消費税上の開業日は「課税資産の譲渡等に係る事業を開始した日」です(消費税法施行令20条1号)。
では、その日は具体的にいつを指すのかというと、過去の裁決事例では「開業準備行為を行った日」とされています。
つまり、店舗の内装工事や商品の仕入など、開業のための準備を要する業種の場合には、所得税上の「開業日」よりも消費税上の「事業開始日」の方が早く訪れることになります。
開業後2年間は免税のため気にする必要なし
とはいえ、個人事業主の新規開業の場合、原則として2年目まで消費税は免税です。
⇒ 過去ブログ 『個人事業主の消費税の納税義務。開業1年目から3年目までの判定方法』
したがって、ほとんどの場合、消費税上の「事業開始日」について意識する必要はありません。
消費税還付を受ける場合は要注意
ただし、新規開業に伴い多額の設備投資を行い、消費税還付を受けようとする場合には注意が必要です。
課税事業者選択届出書の提出期限
まず大前提として、消費税還付を受けるには消費税の課税事業者でなければなりません。
そこで、本来は免税事業者とされる期間に消費税還付を受けようとする場合には、原則としてその課税期間が始まる日の前日までに『消費税課税事業者選択届出書』を提出し、自らの意思で課税事業者になる必要があります。
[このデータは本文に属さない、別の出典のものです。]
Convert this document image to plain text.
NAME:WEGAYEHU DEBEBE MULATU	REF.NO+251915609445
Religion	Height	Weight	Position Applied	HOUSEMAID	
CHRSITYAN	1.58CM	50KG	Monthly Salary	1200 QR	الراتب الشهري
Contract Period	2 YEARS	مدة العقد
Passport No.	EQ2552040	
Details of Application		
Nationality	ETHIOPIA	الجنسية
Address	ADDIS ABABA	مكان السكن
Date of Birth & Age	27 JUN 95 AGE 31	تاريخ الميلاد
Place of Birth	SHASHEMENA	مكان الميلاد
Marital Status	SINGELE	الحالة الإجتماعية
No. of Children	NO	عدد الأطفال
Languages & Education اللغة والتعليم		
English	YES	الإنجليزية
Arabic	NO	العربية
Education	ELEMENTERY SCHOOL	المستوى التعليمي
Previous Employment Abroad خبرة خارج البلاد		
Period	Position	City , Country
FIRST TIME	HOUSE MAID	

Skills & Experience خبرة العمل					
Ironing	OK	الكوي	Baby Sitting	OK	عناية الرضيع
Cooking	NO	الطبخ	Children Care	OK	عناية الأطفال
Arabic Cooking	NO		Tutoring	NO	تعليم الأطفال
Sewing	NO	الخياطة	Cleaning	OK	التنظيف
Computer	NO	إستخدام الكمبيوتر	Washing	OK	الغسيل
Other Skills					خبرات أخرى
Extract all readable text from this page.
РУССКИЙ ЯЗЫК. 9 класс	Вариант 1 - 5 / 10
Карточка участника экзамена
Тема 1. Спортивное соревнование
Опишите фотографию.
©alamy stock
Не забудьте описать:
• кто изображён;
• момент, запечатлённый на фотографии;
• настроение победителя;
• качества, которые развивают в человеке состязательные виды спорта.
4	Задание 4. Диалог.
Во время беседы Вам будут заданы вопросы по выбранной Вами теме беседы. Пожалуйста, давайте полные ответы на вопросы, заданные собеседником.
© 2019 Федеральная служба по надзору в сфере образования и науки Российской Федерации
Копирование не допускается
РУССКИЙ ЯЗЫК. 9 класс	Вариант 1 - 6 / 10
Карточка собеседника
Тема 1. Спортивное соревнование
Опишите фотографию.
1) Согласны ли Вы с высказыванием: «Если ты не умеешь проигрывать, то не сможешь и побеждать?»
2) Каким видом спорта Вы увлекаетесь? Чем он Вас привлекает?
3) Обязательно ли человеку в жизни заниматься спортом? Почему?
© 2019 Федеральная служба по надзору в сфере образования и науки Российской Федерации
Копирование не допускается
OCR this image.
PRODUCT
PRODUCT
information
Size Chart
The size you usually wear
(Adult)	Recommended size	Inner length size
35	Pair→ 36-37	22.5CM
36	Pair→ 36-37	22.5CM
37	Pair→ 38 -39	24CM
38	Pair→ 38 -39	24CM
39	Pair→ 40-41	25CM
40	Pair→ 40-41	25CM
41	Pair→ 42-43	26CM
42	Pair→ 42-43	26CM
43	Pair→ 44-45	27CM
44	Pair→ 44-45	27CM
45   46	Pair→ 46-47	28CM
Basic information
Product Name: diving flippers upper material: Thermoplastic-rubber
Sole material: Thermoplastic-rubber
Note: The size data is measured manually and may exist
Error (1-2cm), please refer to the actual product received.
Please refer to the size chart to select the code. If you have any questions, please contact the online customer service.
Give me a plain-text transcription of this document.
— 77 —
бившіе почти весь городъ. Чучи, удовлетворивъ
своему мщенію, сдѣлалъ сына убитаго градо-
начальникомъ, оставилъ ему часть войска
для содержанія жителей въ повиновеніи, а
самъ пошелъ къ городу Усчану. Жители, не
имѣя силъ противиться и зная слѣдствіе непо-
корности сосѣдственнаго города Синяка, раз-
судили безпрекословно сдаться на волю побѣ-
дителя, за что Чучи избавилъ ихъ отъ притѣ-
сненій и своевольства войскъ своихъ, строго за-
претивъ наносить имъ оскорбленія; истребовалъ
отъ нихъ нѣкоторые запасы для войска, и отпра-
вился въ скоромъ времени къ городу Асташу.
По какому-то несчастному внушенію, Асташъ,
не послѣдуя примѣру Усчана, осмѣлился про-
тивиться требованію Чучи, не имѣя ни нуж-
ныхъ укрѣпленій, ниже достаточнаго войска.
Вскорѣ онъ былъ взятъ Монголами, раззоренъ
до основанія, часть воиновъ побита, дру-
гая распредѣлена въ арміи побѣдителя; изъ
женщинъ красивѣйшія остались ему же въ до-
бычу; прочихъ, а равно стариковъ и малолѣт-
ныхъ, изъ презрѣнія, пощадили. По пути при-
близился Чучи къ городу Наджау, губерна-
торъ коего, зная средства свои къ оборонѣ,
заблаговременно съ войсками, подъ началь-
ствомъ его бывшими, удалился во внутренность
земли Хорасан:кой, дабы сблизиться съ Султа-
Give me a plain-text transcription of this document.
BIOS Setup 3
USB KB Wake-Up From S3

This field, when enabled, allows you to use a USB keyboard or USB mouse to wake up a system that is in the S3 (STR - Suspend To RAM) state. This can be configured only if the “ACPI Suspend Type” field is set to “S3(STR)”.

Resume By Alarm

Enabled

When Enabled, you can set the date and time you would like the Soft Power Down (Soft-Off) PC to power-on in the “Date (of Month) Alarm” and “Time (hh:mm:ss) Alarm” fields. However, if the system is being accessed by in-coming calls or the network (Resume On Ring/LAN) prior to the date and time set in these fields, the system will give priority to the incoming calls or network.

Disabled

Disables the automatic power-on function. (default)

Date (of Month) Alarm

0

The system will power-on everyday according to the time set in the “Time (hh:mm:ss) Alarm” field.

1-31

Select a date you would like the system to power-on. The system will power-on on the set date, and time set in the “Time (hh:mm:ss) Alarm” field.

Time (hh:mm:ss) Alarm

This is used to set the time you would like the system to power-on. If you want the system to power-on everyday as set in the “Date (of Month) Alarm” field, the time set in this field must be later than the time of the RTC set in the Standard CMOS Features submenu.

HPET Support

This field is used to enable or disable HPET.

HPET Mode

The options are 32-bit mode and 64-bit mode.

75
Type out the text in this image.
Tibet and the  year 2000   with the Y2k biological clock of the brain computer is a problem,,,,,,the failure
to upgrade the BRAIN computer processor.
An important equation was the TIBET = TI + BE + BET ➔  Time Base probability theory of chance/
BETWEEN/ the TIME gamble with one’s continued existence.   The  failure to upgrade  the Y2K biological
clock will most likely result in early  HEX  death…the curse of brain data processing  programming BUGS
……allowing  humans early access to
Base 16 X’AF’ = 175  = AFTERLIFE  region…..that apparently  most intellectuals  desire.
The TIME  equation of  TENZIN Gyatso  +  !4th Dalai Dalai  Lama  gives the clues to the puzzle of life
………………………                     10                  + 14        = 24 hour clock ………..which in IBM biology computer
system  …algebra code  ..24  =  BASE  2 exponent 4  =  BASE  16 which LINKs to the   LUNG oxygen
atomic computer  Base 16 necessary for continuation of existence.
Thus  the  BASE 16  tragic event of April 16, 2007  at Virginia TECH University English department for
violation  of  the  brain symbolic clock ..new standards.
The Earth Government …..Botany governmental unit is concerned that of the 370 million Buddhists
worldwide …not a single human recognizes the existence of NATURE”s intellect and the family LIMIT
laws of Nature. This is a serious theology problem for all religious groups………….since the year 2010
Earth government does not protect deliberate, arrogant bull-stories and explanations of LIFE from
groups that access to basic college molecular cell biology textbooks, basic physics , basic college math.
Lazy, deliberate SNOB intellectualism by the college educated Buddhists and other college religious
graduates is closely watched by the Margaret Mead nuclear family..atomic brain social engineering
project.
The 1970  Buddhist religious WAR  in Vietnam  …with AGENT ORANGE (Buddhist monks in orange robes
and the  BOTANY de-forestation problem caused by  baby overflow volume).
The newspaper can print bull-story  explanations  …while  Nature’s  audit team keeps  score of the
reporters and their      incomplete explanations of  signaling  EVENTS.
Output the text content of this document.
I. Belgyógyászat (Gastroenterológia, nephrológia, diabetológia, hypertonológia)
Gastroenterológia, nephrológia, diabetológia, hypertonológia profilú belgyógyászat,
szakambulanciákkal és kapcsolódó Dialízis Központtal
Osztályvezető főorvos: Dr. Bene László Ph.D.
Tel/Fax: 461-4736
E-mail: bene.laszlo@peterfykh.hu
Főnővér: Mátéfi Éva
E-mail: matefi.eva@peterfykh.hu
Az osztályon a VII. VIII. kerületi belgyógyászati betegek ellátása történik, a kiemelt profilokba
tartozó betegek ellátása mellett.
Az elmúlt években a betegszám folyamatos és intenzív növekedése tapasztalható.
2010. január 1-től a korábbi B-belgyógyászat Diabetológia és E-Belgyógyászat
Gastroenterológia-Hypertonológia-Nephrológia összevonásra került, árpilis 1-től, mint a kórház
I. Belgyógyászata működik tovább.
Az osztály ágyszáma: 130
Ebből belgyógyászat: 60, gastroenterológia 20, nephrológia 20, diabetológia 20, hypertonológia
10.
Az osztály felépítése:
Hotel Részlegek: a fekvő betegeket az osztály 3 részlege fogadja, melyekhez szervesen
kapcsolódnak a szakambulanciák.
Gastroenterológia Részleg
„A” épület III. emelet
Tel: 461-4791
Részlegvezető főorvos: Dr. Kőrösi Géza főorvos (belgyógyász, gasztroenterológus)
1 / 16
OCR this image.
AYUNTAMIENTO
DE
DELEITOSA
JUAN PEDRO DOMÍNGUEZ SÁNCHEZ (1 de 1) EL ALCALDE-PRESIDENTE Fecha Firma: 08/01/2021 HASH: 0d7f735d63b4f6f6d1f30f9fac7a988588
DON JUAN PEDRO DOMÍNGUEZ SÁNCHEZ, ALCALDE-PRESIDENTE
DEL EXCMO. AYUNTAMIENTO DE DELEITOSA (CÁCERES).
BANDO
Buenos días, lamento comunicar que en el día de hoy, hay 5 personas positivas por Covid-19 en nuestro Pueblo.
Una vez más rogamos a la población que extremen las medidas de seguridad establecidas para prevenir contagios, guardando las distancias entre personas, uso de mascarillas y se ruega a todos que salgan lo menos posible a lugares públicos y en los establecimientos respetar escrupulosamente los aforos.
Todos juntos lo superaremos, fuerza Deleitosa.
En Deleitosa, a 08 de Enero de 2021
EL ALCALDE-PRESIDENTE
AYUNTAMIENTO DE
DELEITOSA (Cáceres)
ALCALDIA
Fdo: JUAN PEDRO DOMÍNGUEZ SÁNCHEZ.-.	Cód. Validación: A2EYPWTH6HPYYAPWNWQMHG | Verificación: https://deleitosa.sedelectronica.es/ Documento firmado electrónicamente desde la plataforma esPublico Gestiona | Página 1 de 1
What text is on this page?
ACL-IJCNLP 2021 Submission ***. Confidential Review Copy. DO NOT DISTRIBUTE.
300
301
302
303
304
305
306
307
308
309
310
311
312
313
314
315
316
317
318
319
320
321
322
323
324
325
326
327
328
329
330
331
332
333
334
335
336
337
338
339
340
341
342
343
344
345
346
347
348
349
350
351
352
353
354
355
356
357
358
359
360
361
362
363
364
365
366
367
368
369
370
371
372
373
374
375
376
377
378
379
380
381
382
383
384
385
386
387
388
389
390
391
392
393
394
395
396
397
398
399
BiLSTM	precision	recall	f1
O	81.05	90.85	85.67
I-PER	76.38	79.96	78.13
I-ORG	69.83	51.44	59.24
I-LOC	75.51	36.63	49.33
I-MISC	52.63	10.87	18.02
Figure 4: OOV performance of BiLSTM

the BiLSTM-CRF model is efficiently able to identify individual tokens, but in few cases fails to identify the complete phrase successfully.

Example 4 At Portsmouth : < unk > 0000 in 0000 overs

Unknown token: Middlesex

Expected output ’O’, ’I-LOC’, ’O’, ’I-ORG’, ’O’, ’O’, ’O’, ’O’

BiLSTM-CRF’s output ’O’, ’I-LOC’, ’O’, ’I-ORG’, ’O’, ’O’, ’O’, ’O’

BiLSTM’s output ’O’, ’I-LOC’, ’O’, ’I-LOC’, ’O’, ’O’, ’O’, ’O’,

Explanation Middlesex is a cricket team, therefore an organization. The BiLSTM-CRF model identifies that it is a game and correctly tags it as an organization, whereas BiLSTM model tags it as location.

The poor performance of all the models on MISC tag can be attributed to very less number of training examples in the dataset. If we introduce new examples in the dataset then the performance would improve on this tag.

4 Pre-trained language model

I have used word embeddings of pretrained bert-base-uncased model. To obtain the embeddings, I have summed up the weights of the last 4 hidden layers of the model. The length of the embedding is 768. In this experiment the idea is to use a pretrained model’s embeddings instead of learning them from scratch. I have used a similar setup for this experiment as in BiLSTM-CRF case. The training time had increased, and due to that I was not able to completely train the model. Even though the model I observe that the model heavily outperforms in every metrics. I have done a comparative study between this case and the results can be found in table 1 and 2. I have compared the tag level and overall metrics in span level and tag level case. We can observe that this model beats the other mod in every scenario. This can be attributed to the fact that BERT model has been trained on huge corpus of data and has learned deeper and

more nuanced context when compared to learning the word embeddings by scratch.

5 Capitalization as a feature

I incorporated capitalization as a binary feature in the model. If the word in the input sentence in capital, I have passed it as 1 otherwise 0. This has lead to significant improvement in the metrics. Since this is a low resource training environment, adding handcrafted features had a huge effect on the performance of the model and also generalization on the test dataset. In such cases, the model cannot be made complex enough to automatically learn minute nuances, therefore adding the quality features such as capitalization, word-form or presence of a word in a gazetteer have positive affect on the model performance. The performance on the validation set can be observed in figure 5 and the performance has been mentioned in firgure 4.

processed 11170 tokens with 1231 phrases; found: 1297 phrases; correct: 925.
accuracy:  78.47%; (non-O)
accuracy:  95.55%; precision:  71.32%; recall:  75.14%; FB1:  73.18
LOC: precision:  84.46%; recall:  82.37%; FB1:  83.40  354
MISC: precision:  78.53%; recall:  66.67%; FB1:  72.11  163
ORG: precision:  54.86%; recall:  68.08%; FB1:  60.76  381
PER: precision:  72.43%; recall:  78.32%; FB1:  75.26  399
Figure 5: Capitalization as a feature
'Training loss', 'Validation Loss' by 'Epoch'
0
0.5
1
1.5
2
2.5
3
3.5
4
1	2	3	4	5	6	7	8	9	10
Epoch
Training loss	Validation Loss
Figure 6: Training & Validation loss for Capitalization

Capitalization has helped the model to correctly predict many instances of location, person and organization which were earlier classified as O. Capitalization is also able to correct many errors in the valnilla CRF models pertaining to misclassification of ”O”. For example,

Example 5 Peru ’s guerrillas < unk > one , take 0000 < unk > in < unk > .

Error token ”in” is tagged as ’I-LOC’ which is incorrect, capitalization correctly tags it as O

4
しかし、例外として、事業を開始した日の属する課税期間について課税事業者を選択したい場合には、その課税期間中に提出すればよいこととされています(事業を始める前に提出しておけ、というのは酷な話なので)。
「開業準備」~「開業」が年をまたいでいると…
ここで思い出していただきたいのは、消費税上の「事業開始日」はあくまで「開業準備行為を行った日」だということです。
「開業準備行為を行った日」と「開業日」が同じ年内(課税期間内)であれば何も問題ありません。
しかし、もし年をまたいでいる場合には、「開業準備行為を行った日」の属する課税期間中に『消費税課税事業者選択届出書』を提出しておかなければならず、「開業日」の属する課税期間中に届出書を提出しても既に手遅れ、という事態が生じる可能性があります。
具体例
少しわかりにくいので、具体例でご説明しましょう。
たとえば、個人が自ら所有する土地の上にテナントビルを建築して新たに不動産賃貸業を開始し、完成引渡時に消費税還付を受けるとします。
もしX1年7月1日に請負契約を締結し、建物の完成引渡しがX2年3月31日となる場合、所得税上の「開業日」はX2年3月31日ですが、消費税上の「事業開始日」は請負契約の締結日であるX1年7月1日となります(請負契約の締結を「開業準備行為」と考えます)。
つまり、完成引渡しを受けたX2年は消費税上「事業を開始した日の属する課税期間」には該当しないため、例外規定は適用されず、X2年に課税事業者になるにはX1年12月31日までに『消費税課税事業者選択届出書』を提出しておかなければならないわけです。
いまいち腑に落ちない取扱いではありますが…。
まとめ
消費税は税理士にとっても非常に恐ろしい税金といわれており、それは届出のタイミングひとつで税額に大きな差が生ずることになるためです。
特に設備投資による還付の場合は失敗が許されませんので、まずは事前に専門家による的確なアドバイスを受けることをお勧めいたします。
※ この記事は、投稿日現在における情報・法令等に基づいて作成しております。